General revenues will finance roughly three quarters of these costs, and premiums paid by beneficiaries almost all of the remaining quarter. SMI also receives a small amount of financing from special payments by States and from fees on manufacturers and importers of brand-name prescription drugs.
Projected Medicare costs over 75 years are substantially lower than they otherwise would be because of provisions in the Patient Protection and Affordable Care Act, as amended by the Health Care and Education Reconciliation Act of 2010 (the “Affordable Care Act” or ACA).
Most of the ACA-related cost saving is attributable to a reduction in the annual payment updates for most Medicare services (other than physicians’ services and drugs) by total economy multifactor productivity growth, which the Trustees project will average 1.1% per year. The report notes that sustaining these payment reductions indefinitely will require unprecedented efficiency-enhancing innovations in health care payment and delivery systems that are by no means certain.
In addition, the Trustees assume an almost 31% reduction in Medicare payment rates for physician services will be implemented in 2013 as required by current law, which is also highly uncertain.

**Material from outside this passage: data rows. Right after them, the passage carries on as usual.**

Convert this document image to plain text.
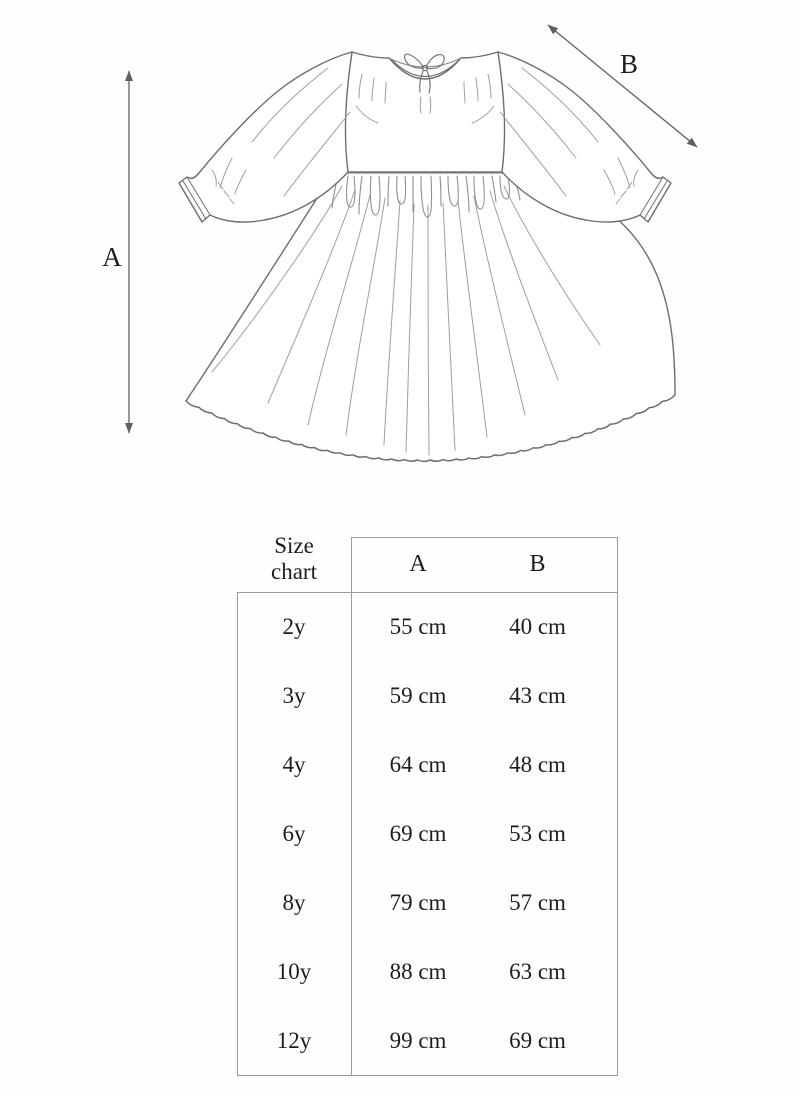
A
B
Size chart	A	B
2y	55 cm	40 cm
3y	59 cm	43 cm
4y	64 cm	48 cm
6y	69 cm	53 cm
8y	79 cm	57 cm
10y	88 cm	63 cm
12y	99 cm	69 cm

The drawdown of Social Security and HI trust fund reserves and the general revenue transfers into SMI will result in mounting pressure on the Federal budget. In fact, pressure is already evident.
For the sixth consecutive year, the Social Security Act requires that the Trustees issue a “Medicare funding warning” because projected non-dedicated sources of revenues—primarily general revenues—are expected to continue to account for more than 45% of Medicare’s outlays, a threshold breached for the first time in fiscal year 2010.

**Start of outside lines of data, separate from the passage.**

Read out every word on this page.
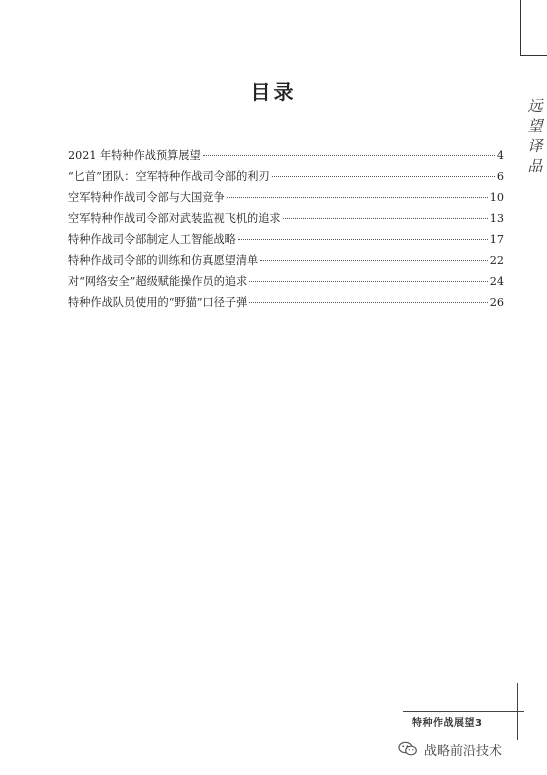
远
望
译
品
目录
2021 年特种作战预算展望	4
“匕首”团队：空军特种作战司令部的利刃	6
空军特种作战司令部与大国竞争	10
空军特种作战司令部对武装监视飞机的追求	13
特种作战司令部制定人工智能战略	17
特种作战司令部的训练和仿真愿望清单	22
对“网络安全”超级赋能操作员的追求	24
特种作战队员使用的“野猫”口径子弹	26
特种作战展望3
战略前沿技术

In their joint message, the Social Security and Medicare trustees added the following comments:
The long-run actuarial deficits of the Social Security and Medicare programs worsened in 2012, though in each case for different reasons. The actuarial deficit in the Medicare Hospital Insurance program increased primarily because the Trustees incorporated recommendations of the 2010-11 Medicare Technical Panel that long-run health cost growth rate assumptions be somewhat increased.
The actuarial deficit in Social Security increased largely because of the incorporation of updated economic data and assumptions. Both Medicare and Social Security cannot sustain projected long-run program costs under currently scheduled financing, and legislative modifications are necessary to avoid disruptive consequences for beneficiaries and taxpayers.

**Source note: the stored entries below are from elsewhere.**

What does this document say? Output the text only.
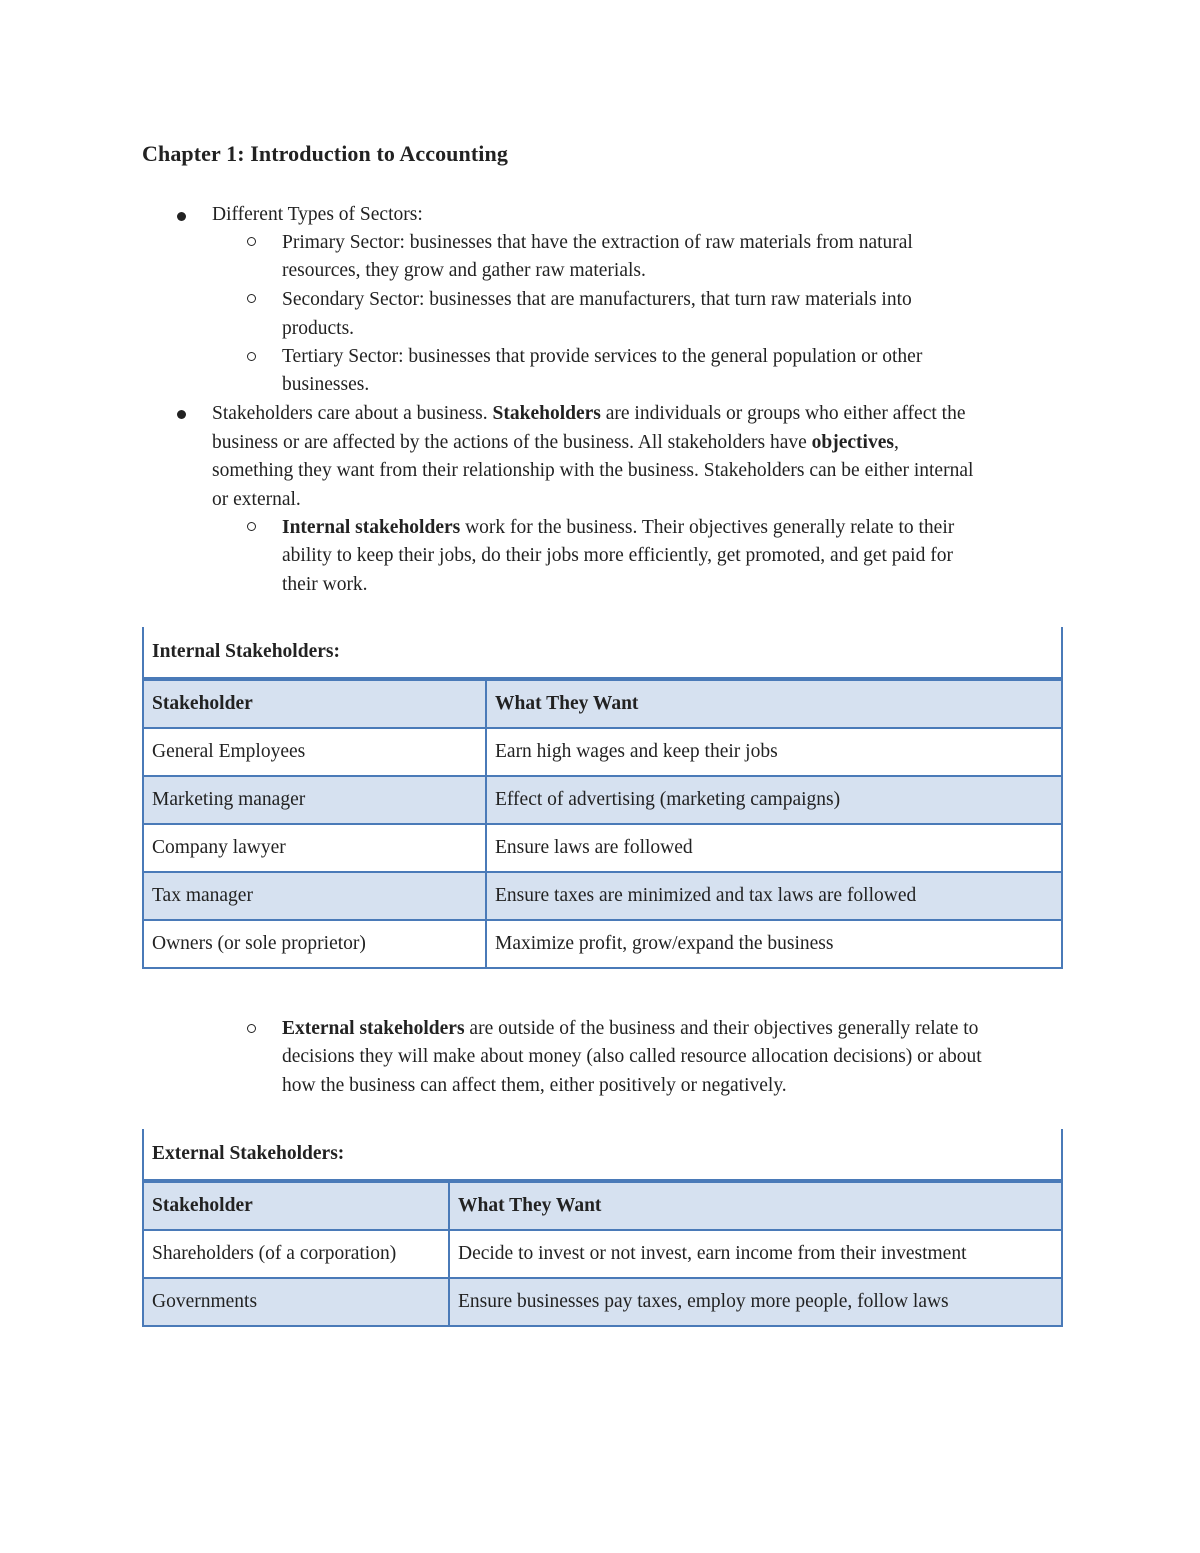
Chapter 1: Introduction to Accounting
Different Types of Sectors:
Primary Sector: businesses that have the extraction of raw materials from natural
resources, they grow and gather raw materials.
Secondary Sector: businesses that are manufacturers, that turn raw materials into
products.
Tertiary Sector: businesses that provide services to the general population or other
businesses.
Stakeholders care about a business. Stakeholders are individuals or groups who either affect the
business or are affected by the actions of the business. All stakeholders have objectives,
something they want from their relationship with the business. Stakeholders can be either internal
or external.
Internal stakeholders work for the business. Their objectives generally relate to their
ability to keep their jobs, do their jobs more efficiently, get promoted, and get paid for
their work.
Internal Stakeholders:	
Stakeholder	What They Want
General Employees	Earn high wages and keep their jobs
Marketing manager	Effect of advertising (marketing campaigns)
Company lawyer	Ensure laws are followed
Tax manager	Ensure taxes are minimized and tax laws are followed
Owners (or sole proprietor)	Maximize profit, grow/expand the business
External stakeholders are outside of the business and their objectives generally relate to
decisions they will make about money (also called resource allocation decisions) or about
how the business can affect them, either positively or negatively.
External Stakeholders:	
Stakeholder	What They Want
Shareholders (of a corporation)	Decide to invest or not invest, earn income from their investment
Governments	Ensure businesses pay taxes, employ more people, follow laws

Lawmakers should not delay addressing the long-run financial challenges facing Social Security and Medicare. If they take action sooner rather than later, more options and more time will be available to phase in changes so that the public has adequate time to prepare. Earlier action will also help elected officials minimize adverse impacts on vulnerable populations, including lower-income workers and people already dependent on program benefits.
Social Security and Medicare are the two largest federal programs, accounting for 36% of federal expenditures in fiscal year 2011. Both programs will experience cost growth substantially in excess of GDP growth in the coming decades due to aging of the population and, in the case of Medicare, growth in expenditures per beneficiary exceeding growth in per capita GDP.
Through the mid-2030s, population aging caused by the large baby-boom generation entering retirement and lower-birth-rate generations entering employment will be the largest single factor causing costs to grow more rapidly than GDP. Thereafter, the primary factors will be population aging caused by increasing longevity and health care cost growth somewhat more rapid than GDP growth.